And that’s all there is to it. You can find the version I just posted on github if you want to download and try it out.
Making it more useful 🔗︎
While it works, the previous version isn’t exactly what I’d call particularly helpful. You have to decode the syscall numbers by hand, and you don’t get any syscall arguments.
It’s a little long to include in the post, but I’ve pushed a slightly more
functional version to master in the same github repository. It
includes a Python script to scan the Linux source to pick up syscall numbers and
argument counts and types, and it knows how to decode string arguments, so that
you can see filenames and read
and write
data.
Reading arguments is easy – on i386, they’re passed in registers, so it’s just
another PTRACE_GETUSER
for each argument. Perhaps the most interesting piece
is the read_string
function, which is used to read a NULL-terminated string
from the child process. (Of course, NULL-terminated isn’t quite right – the
real strace knows about the count
arguments to read()
and write()
, for
instance. But it’s close enough for a demo):
char *read_string(pid_t child, unsigned long addr) {
read_string
takes a child to read from, and the address of the string it’s
going to read.
char *val = malloc(4096);
int allocated = 4096, read;
unsigned long tmp;
We need some variables. A buffer to copy the string into, counters of how much data we’ve copied and allocated, and a temporary variable for reading memory.
while (1) {
if (read + sizeof tmp > allocated) {
allocated *= 2;
val = realloc(val, allocated);
}
We grow the buffer if necessary. We read data one word at a time.

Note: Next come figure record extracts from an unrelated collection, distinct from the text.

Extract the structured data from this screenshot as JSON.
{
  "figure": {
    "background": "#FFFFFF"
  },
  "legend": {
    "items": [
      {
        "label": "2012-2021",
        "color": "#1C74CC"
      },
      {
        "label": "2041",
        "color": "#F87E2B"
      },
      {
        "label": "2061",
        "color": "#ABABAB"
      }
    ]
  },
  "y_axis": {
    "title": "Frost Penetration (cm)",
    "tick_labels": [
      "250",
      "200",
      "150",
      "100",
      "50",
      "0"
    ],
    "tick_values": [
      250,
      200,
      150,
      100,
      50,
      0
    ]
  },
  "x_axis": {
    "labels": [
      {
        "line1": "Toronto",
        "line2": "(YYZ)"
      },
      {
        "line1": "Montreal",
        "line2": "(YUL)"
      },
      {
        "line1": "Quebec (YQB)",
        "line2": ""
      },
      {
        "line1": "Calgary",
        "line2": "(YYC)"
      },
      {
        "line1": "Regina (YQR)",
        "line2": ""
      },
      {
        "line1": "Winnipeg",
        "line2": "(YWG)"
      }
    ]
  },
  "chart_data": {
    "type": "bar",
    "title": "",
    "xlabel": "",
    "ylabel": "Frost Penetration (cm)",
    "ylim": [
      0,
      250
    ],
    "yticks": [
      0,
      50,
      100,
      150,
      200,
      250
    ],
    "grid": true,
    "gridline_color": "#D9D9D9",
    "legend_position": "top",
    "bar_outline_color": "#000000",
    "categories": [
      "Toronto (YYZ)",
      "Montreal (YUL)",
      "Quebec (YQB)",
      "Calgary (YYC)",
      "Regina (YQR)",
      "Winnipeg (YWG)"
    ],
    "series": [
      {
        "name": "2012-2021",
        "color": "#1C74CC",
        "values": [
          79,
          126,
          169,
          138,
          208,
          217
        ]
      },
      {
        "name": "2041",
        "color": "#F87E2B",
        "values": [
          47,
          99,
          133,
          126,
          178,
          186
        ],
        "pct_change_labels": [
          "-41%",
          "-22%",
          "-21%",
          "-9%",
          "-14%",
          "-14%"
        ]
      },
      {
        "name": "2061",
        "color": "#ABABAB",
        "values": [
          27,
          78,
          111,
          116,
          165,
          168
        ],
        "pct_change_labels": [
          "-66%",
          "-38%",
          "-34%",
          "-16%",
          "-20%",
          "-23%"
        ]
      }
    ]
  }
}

tmp = ptrace(PTRACE_PEEKDATA, child, addr + read);
if(errno != 0) {
val[read] = 0;
break;
}
PTRACE_PEEKDATA
returns a work of data from the child at the specified
offset. Because it uses its return for the value, we need to check errno
to
tell if it failed. If it did (perhaps because the child passed an invalid
pointer), we just return the string we’ve got so far, making sure to add our own
NULL at the end.
memcpy(val + read, &tmp, sizeof tmp);
if (memchr(&tmp, 0, sizeof tmp) != NULL)
break;
read += sizeof tmp;
Then it’s a simple matter of appending the data we read, and breaking out if we found a terminating NULL, or else looping to read another word.
}
return val;
}